Requirements for Hadoop data locality
In order to get the benefit of all of the advantages of data-locality, you need to make sure that your system architecture satisfies several conditions.
First of all, the cluster should have the appropriate topology. Hadoop map code must have the ability to read data "locally". Some popular solutions, such as networked storage (networked-attached storage [NAS] and storage-area networks [SANs]) will always cause network traffic, so in one sense you might not consider this "local", but really, it's a matter of perspective. Depending on your situation, you might define "local" as meaning "within a single datacenter" or "all on one rack".
Second, Hadoop must be aware of the topology of the nodes where tasks are executed. Tasktracker nodes are used to execute map tasks, and so the Hadoop scheduler needs information about node topology for proper task assignment.
Last but not least, Hadoop must know where the data is located. This part can be a bit trickier because of the different storage engines supported by Hadoop. HDFS supports data locality out of the box, while other drivers (for example, Swift) need to be extended in order to provide data topology information to Hadoop.

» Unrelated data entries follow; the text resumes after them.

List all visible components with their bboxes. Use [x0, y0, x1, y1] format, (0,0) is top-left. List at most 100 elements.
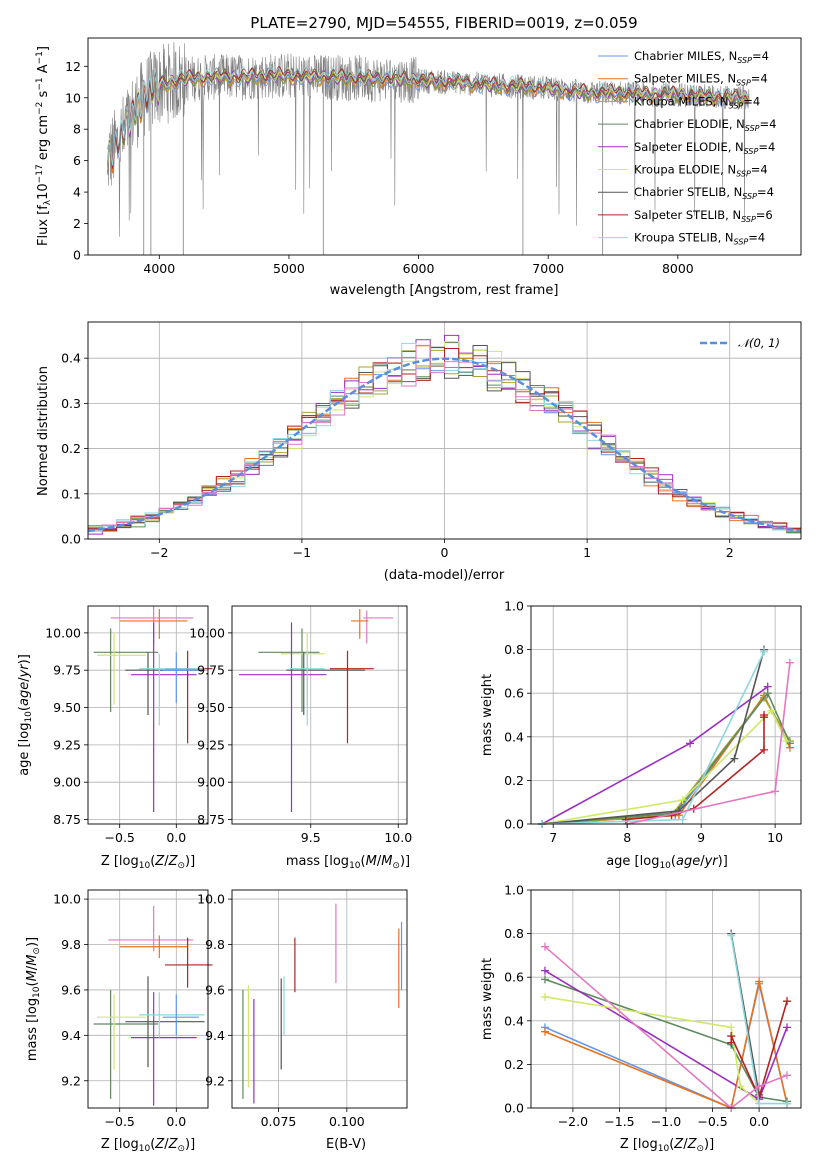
spectrum-xlabel: wavelength [Angstrom, rest frame] [330, 283, 559, 298]
errorbar-point [131, 992, 197, 1106]
histogram-clip-group [88, 334, 801, 537]
mass-vs-ebv-errorbars [242, 903, 403, 1104]
y-tick-label: 9.4 [205, 1028, 225, 1043]
x-tick-label: −1 [293, 545, 311, 560]
age-mass-xlabel: mass [log10(M/M⊙)] [286, 854, 410, 871]
y-tick-label: 0.8 [504, 642, 524, 657]
x-tick-label: 2 [726, 545, 734, 560]
y-tick-label: 0.0 [61, 532, 81, 547]
y-tick-label: 9.4 [61, 1028, 81, 1043]
x-tick-label: 6000 [403, 261, 435, 276]
y-tick-label: 8 [73, 122, 81, 137]
mw-age-ylabel: mass weight [480, 674, 495, 756]
massweight-line [544, 981, 788, 1110]
y-tick-label: 9.75 [197, 663, 225, 678]
x-tick-label: 4000 [143, 261, 175, 276]
x-tick-label: 0 [441, 545, 449, 560]
y-tick-label: 10.00 [45, 625, 81, 640]
axes-frame [530, 605, 802, 825]
plus-marker [736, 1082, 745, 1091]
errorbar-point [363, 610, 393, 644]
axes-frame [87, 37, 802, 256]
mw-z-ylabel: mass weight [480, 958, 495, 1040]
errorbar-point [162, 652, 199, 704]
y-tick-label: 0.6 [504, 970, 524, 985]
age-vs-z-errorbars [93, 606, 213, 813]
legend-label: Kroupa MILES, NSSP=4 [634, 94, 760, 110]
y-tick-label: 0.4 [504, 1013, 524, 1028]
y-tick-label: 0.2 [61, 441, 81, 456]
plus-marker [755, 1099, 764, 1108]
spectrum-clip-group [106, 42, 750, 255]
errorbar-point [125, 652, 205, 715]
mass-ebv-xlabel: E(B-V) [326, 1137, 366, 1152]
errorbar-point [119, 608, 188, 639]
model-fit-line [106, 67, 749, 166]
plus-marker [540, 942, 549, 951]
legend-label: Kroupa ELODIE, NSSP=4 [634, 163, 768, 179]
plus-marker [727, 931, 736, 940]
errorbar-point [351, 608, 369, 639]
errorbar-point [131, 622, 197, 813]
errorbar-point [286, 652, 365, 715]
y-tick-label: 9.8 [61, 937, 81, 952]
legend-label: Chabrier ELODIE, NSSP=4 [634, 117, 776, 133]
x-tick-label: −1.5 [604, 1114, 634, 1129]
errorbar-point [138, 992, 205, 1038]
model-fit-line [106, 67, 749, 169]
y-tick-label: 0.2 [504, 1057, 524, 1072]
model-fit-line [106, 65, 749, 170]
massweight-line [542, 696, 791, 825]
y-tick-label: 9.00 [197, 775, 225, 790]
y-tick-label: 4 [73, 185, 81, 200]
errorbar-point [281, 632, 325, 704]
plus-marker [782, 737, 791, 746]
y-tick-label: 0 [73, 248, 81, 263]
axes-frame [87, 605, 209, 825]
y-tick-label: 2 [73, 216, 81, 231]
massweight-line [544, 996, 760, 1105]
y-tick-label: 9.75 [53, 663, 81, 678]
plus-marker [771, 787, 780, 796]
mass-z-xlabel: Z [log10(Z/Z⊙)] [101, 1137, 195, 1154]
spectrum-data [106, 42, 750, 255]
y-tick-label: 9.50 [197, 700, 225, 715]
plus-marker [678, 815, 687, 824]
axes-frame [231, 605, 408, 825]
x-tick-label: −2 [150, 545, 168, 560]
plus-marker [540, 975, 549, 984]
plus-marker [755, 1082, 764, 1091]
age-z-ylabel: age [log10(age/yr)] [17, 654, 34, 776]
mass-vs-z-errorbars [93, 905, 213, 1106]
plus-marker [678, 796, 687, 805]
y-tick-label: 0.4 [504, 729, 524, 744]
plus-marker [767, 706, 776, 715]
massweight-line [542, 651, 765, 825]
plus-marker [760, 647, 769, 656]
plus-marker [686, 739, 695, 748]
x-tick-label: 10 [767, 830, 783, 845]
axes-frame [87, 889, 209, 1109]
x-tick-label: 10.0 [384, 830, 412, 845]
y-tick-label: 0.0 [504, 817, 524, 832]
mass-z-ylabel: mass [log10(M/M⊙)] [25, 937, 42, 1061]
plus-marker [763, 682, 772, 691]
x-tick-label: −2.0 [558, 1114, 588, 1129]
legend-label: Salpeter MILES, NSSP=4 [634, 72, 768, 88]
y-tick-label: 9.6 [61, 982, 81, 997]
errorbar-point [108, 905, 194, 952]
massweight-line [541, 709, 787, 825]
y-tick-label: 9.2 [61, 1073, 81, 1088]
x-tick-label: 7000 [532, 261, 564, 276]
plus-marker [760, 745, 769, 754]
mw-age-xlabel: age [log10(age/yr)] [606, 854, 728, 871]
y-tick-label: 0.6 [504, 686, 524, 701]
axes-frame [87, 321, 802, 540]
x-tick-label: 5000 [273, 261, 305, 276]
age-z-xlabel: Z [log10(Z/Z⊙)] [101, 854, 195, 871]
x-tick-label: 0.100 [329, 1114, 365, 1129]
x-tick-label: 9.5 [301, 830, 321, 845]
gaussian-curve [88, 357, 801, 533]
errorbar-point [138, 653, 205, 726]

Hadoop cluster topology on a virtualized infrastructure
Traditionally, Hadoop uses a three-layer network topology. These layers were originally specified as Data-Center, Rack, and Node, though the cross-Data-Center case isn't common, and that layer is often used for defining top-level switches.
This topology works well for traditional hadoop cluster deployments, but it is hard to map a virtual environment into these three layers because there is no room for the hypervisor. Under certain circumstances, two virtual machines that are running on the same host can communicate much faster than they could on separate hosts, because there's no network involved. That’s why starting with version 1.2.0, Hadoop supports the four-layer topology.
This new layer (called “node group”) corresponds to hypervisor that hosts virtual machines; several nodes may exist in individual VMs on a single host, controlled by a single hypervisor and thus able to communicate without having to go through the network.
Savanna and Hadoop Data Locality
OK, so knowing all that, how do you actually make it happen? One way is to use Savanna to set up your Hadoop clusters.
Savanna is an OpenStack project that allows you to deploy Hadoop clusters over OpenStack and execute tasks on it. The recent 0.3 release of Savanna added data locality support for the Vanilla plugin (the Hortonworks plugin will support data locality in the upcoming Icehouse release). With the improvement, Savanna can push the cluster topology configuration to Hadoop and enable data locality. In this way, Savanna supports both 3-layer and 4-layer network topologies. For 4-layer topology Savanna uses the compute node host ID as the Hadoop cluster node group identifier. (Note: You'll want to be careful not to confuse Hadoop cluster node groups with Savanna node groups, which serve a different purpose.)
Savanna can also enable data locality for Swift input streams in Hadoop, but to do that, Hadoop needed to be enhanced with a specific Swift driver, because the Vanilla plugin uses Hadoop 1.2.1 without Swift support out of the box. The Swift driver was developed by Savanna team and has already been partially merged into Hadoop 2.4.0. The plan is to have it fully merged into the 2.x repo and then backported to 1.x.
Using data locality with Swift involves enabling it within Savanna, then specifying both the Compute and Swift topologies. Here's a demonstration of how Savanna starts the Hadoop cluster and configures data locality on it:
Data processing on Hadoop in virtual environment is, perhaps, the next step in the evolution of Big Data. As clusters grow, it is extremely important to optimize consumed resources. Technologies like data locality can drastically decrease network use and allow you to work with large distributed clusters without losing the advantages of smaller, more local clusters. This gives you the opportunity for nearly infinite scaling on a Hadoop cluster.